Bambini vittime conflitti armati: Rotigliano (Unicef), “ci sono guerre dimenticate. Non c’è solo la Siria”

Agensir.it - Thu, 2017-06-01 15:05

Nel mondo 230 milioni di bambini vivono in paesi dove sono in atto conflitti, 30 milioni invece sono sfollati. Oltre ai numeri impressionanti, a preoccupare il rappresentante dell’Unicef, Gianfranco Rotigliano – come ha spiegato in occasione della conferenza “Children victims of armed conflicts” promossa dal Sovrano ordine di Malta e dall’ambasciata della Repubblica Ceca presso la Santa Sede e il Sovrano Ordine di Malta – è l’incapacità della comunità internazionale di attivarsi per prevenire gli abusi sull’infanzia. “In Italia – afferma Rotigliano a margine dell’incontro – vediamo alcuni conflitti, come la Siria, più di altri. Ma ci sono guerre in altre aree, ad esempio, Repubblica Centro africana, Sud Sudan, una parte del Bangladesh e Niger. In posti dove l’Unicef non riesce ad entrare, come la Libia o il Niger, sappiamo che i bambini imprigionati subiscono ogni forma di violenza. È difficile sanare questa situazione, è difficile lavorare in Africa dove i trafficanti riescono a convincere le famiglie a far partire i bambini”. Il rappresentante dell’Unicef ha elencato le sei peggiori violazioni oggi perpetrate ai danni dei bambini su cui l’organizzazione compie un report annuale per le Nazioni Unite. Si va dall’uccisione e le mutilazioni al reclutamento di bambini e agli stupri, dagli attacchi a scuole ed ospedali fino alla negazione di accessi umanitari. “Sono violazioni che vediamo tutti i giorni – ha commentato -. Anche ai tempi della guerra in Bosnia chiedevamo corridoi umanitari per vaccinare i bambini ma le parti in causa non hanno interesse perché vogliono tenere sotto pressione le comunità”. Altro dramma è la mancanza di istruzione che, secondo Rotigliano, “sarebbe invece una possibilità in più affinché quei bambini non abbraccino in futuro un fucile”. “La coscienza nel mondo non esiste – ha proseguito -. Quando la gente vede il corpo di un bambino sulla spiaggia si commuove ma lo fa per emotività non per un senso etico. Bisogna invece investire per proteggere i bambini e non solo a parole. Il mondo non dà abbastanza, solo quattro o cinque Paesi danno lo 0,7 del Pil all’Unicef. La cosa migliore sarebbe portare la gente a vedere i drammi dei conflitti per capire e prendere le decisioni”. “Questo Papa – ha concluso – è grandioso, c’è n’è fossero altri sette così o anche altri sette leader come lui andremmo più lontano”.

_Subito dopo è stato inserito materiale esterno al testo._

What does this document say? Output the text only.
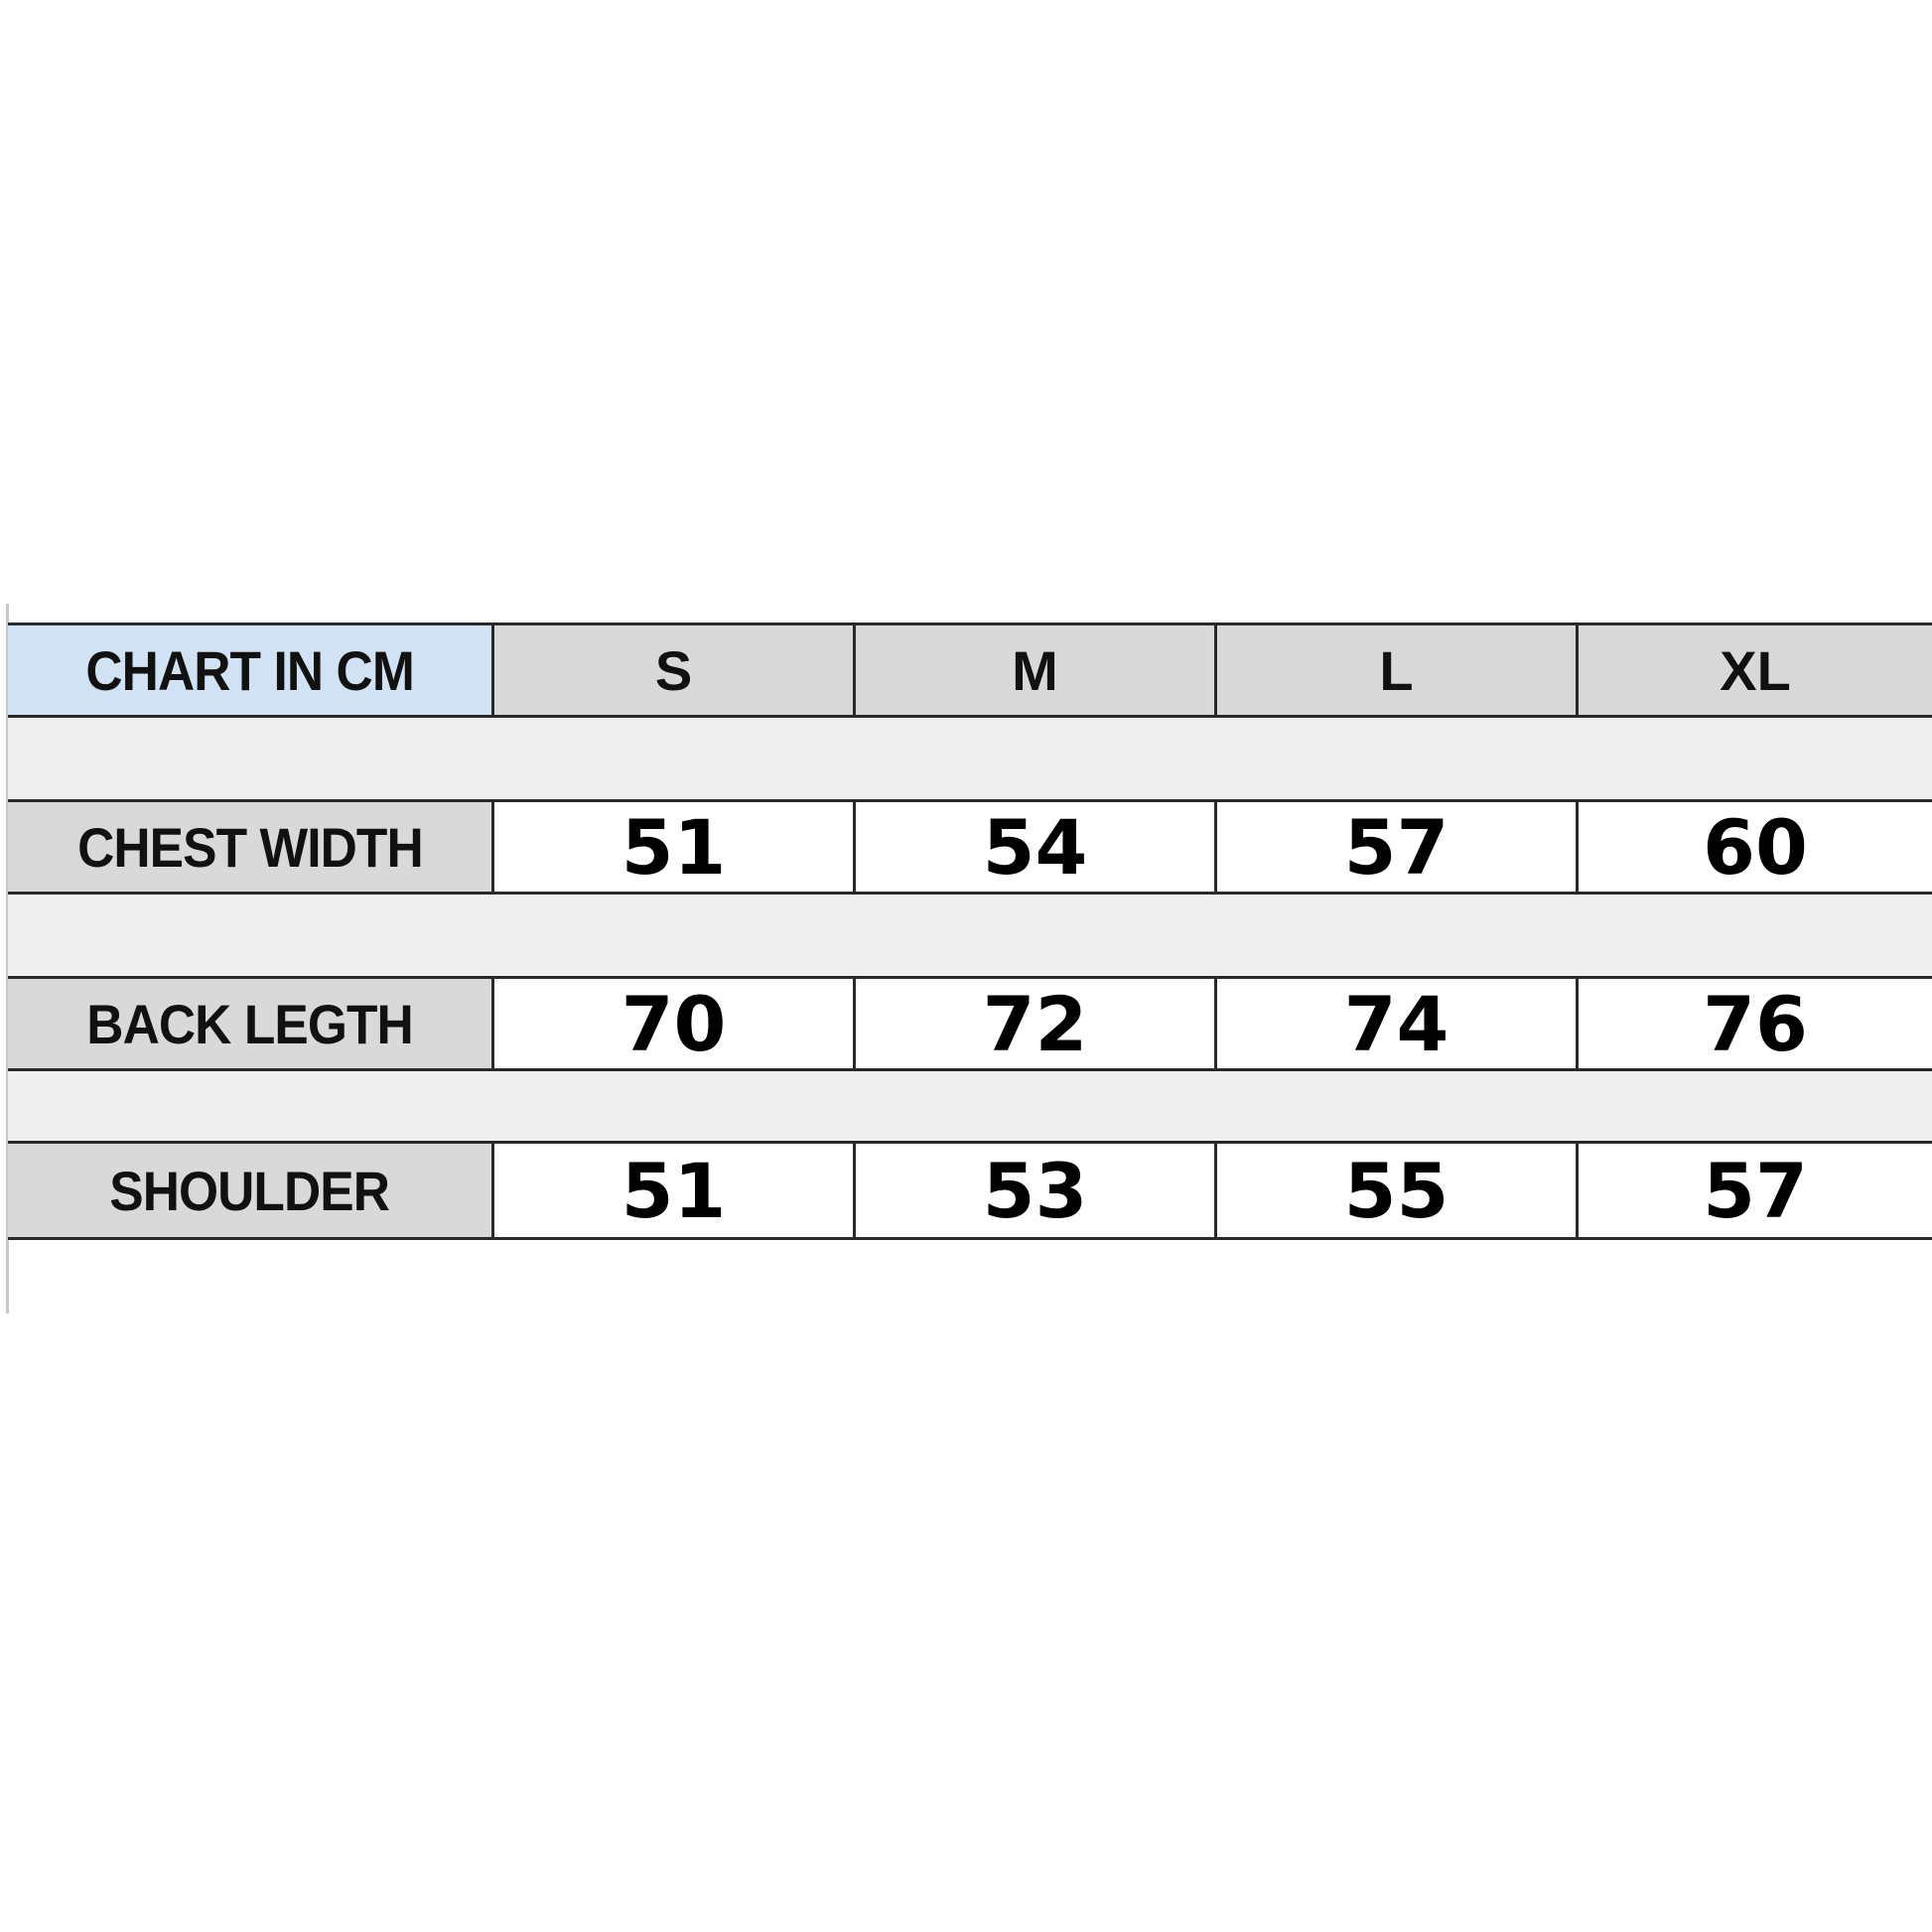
CHART IN CM	S	M	L	XL
CHEST WIDTH	51	54	57	60
BACK LEGTH	70	72	74	76
SHOULDER	51	53	55	57
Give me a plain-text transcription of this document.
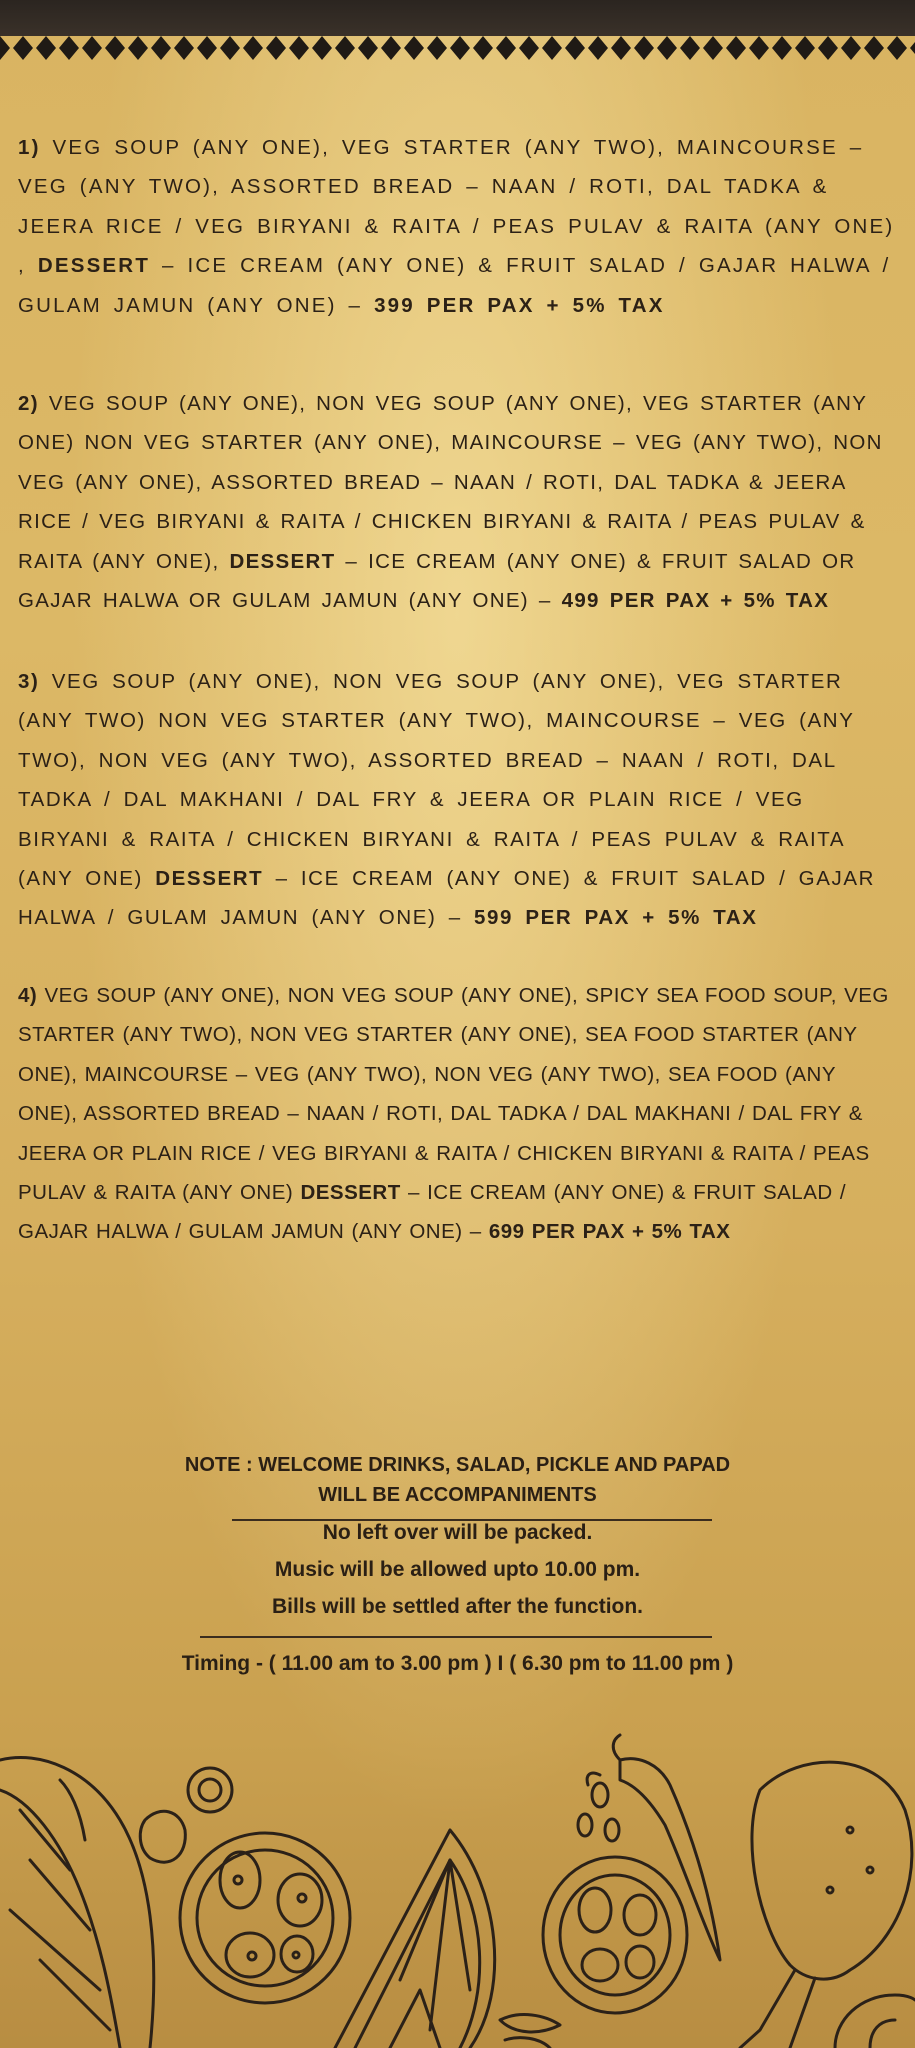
1) VEG SOUP (ANY ONE), VEG STARTER (ANY TWO), MAINCOURSE – VEG (ANY TWO), ASSORTED BREAD – NAAN / ROTI, DAL TADKA & JEERA RICE / VEG BIRYANI & RAITA / PEAS PULAV & RAITA (ANY ONE) , DESSERT – ICE CREAM (ANY ONE) & FRUIT SALAD / GAJAR HALWA / GULAM JAMUN (ANY ONE) – 399 PER PAX + 5% TAX
2) VEG SOUP (ANY ONE), NON VEG SOUP (ANY ONE), VEG STARTER (ANY ONE) NON VEG STARTER (ANY ONE), MAINCOURSE – VEG (ANY TWO), NON VEG (ANY ONE), ASSORTED BREAD – NAAN / ROTI, DAL TADKA & JEERA RICE / VEG BIRYANI & RAITA / CHICKEN BIRYANI & RAITA / PEAS PULAV & RAITA (ANY ONE), DESSERT – ICE CREAM (ANY ONE) & FRUIT SALAD OR GAJAR HALWA OR GULAM JAMUN (ANY ONE) – 499 PER PAX + 5% TAX
3) VEG SOUP (ANY ONE), NON VEG SOUP (ANY ONE), VEG STARTER (ANY TWO) NON VEG STARTER (ANY TWO), MAINCOURSE – VEG (ANY TWO), NON VEG (ANY TWO), ASSORTED BREAD – NAAN / ROTI, DAL TADKA / DAL MAKHANI / DAL FRY & JEERA OR PLAIN RICE / VEG BIRYANI & RAITA / CHICKEN BIRYANI & RAITA / PEAS PULAV & RAITA (ANY ONE) DESSERT – ICE CREAM (ANY ONE) & FRUIT SALAD / GAJAR HALWA / GULAM JAMUN (ANY ONE) – 599 PER PAX + 5% TAX
4) VEG SOUP (ANY ONE), NON VEG SOUP (ANY ONE), SPICY SEA FOOD SOUP, VEG STARTER (ANY TWO), NON VEG STARTER (ANY ONE), SEA FOOD STARTER (ANY ONE), MAINCOURSE – VEG (ANY TWO), NON VEG (ANY TWO), SEA FOOD (ANY ONE), ASSORTED BREAD – NAAN / ROTI, DAL TADKA / DAL MAKHANI / DAL FRY & JEERA OR PLAIN RICE / VEG BIRYANI & RAITA / CHICKEN BIRYANI & RAITA / PEAS PULAV & RAITA (ANY ONE) DESSERT – ICE CREAM (ANY ONE) & FRUIT SALAD / GAJAR HALWA / GULAM JAMUN (ANY ONE) – 699 PER PAX + 5% TAX
NOTE : WELCOME DRINKS, SALAD, PICKLE AND PAPAD
WILL BE ACCOMPANIMENTS
No left over will be packed.
Music will be allowed upto 10.00 pm.
Bills will be settled after the function.
Timing - ( 11.00 am to 3.00 pm ) I ( 6.30 pm to 11.00 pm )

Bambini vittime conflitti armati: Bocek (Consiglio d’Europa), “prevenire abusi è emergenza continua”

Agensir.it - Thu, 2017-06-01 15:03

I numerosi conflitti in corso contano milioni di bambini come vittime di abusi di diverso tipo. Il tema è stato affrontato questa mattina durante la conferenza “Children victims of armed conflicts” promossa dal Sovrano ordine di Malta e dall’ambasciata della Repubblica Ceca presso la Santa Sede e il Sovrano Ordine di Malta. Il rappresentante speciale del Segretario generale dei migranti e rifugiati del Consiglio d’Europa, Tomas Bocek, ha sottolineato che i bambini sono particolarmente vulnerabili nelle varie situazioni di crisi oggi in atto. “È chiaro – ha dichiarato – che non è più una situazione temporanea ma una emergenza continua. La prossima sfida, per la comunità internazionale ed europea, è quella di migliorare il programma di protezione per i bambini vittime dei conflitti. I bambini vittime delle guerre non hanno speranza nel futuro e non sempre i programmi per proteggerli sono risultati sufficienti”. “Alcuni bambini – ha affermato Gianfranco Rotigliano, responsabile del gruppo di lavoro per i migranti e i rifugiati dell’Unicef – sono reclutati come soldati, moltissime bambine invece sono rapite per diventare schiave del sesso”. “La serie di obiettivi – ha continuato – che l’Unicef si pone per arginare questa emergenza è composta dalla promozione dell’adesione agli standard internazionali di norme, il controllo dei meccanismi, la prevenzione del reclutamento dei bambini, il supporto per far scappare dalla prigionia e il successivo supporto psicologico”. Durante la tavola rotonda incentrata sul processo di ricostruzione e integrazione, l’ambasciatrice straordinaria e plenipotenziario del Mozambico in Italia, Maria Manuela dos Santo Lucas, ha parlato dell’esperienza vissuta nel Paese africano.”In Mozambico – ha ricordato – dopo i conflitti degli anni 90, è stato veramente difficile ricostruire il Paese e riabilitare i bambini vittime. Il 40% della popolazione vive sotto la soglia di povertà. Grazie all’aiuto di alcune organizzazioni internazionali, fra cui l’Unicef e l’Unesco, cerchiamo di costruire una cultura della pace, una lingua della pace”.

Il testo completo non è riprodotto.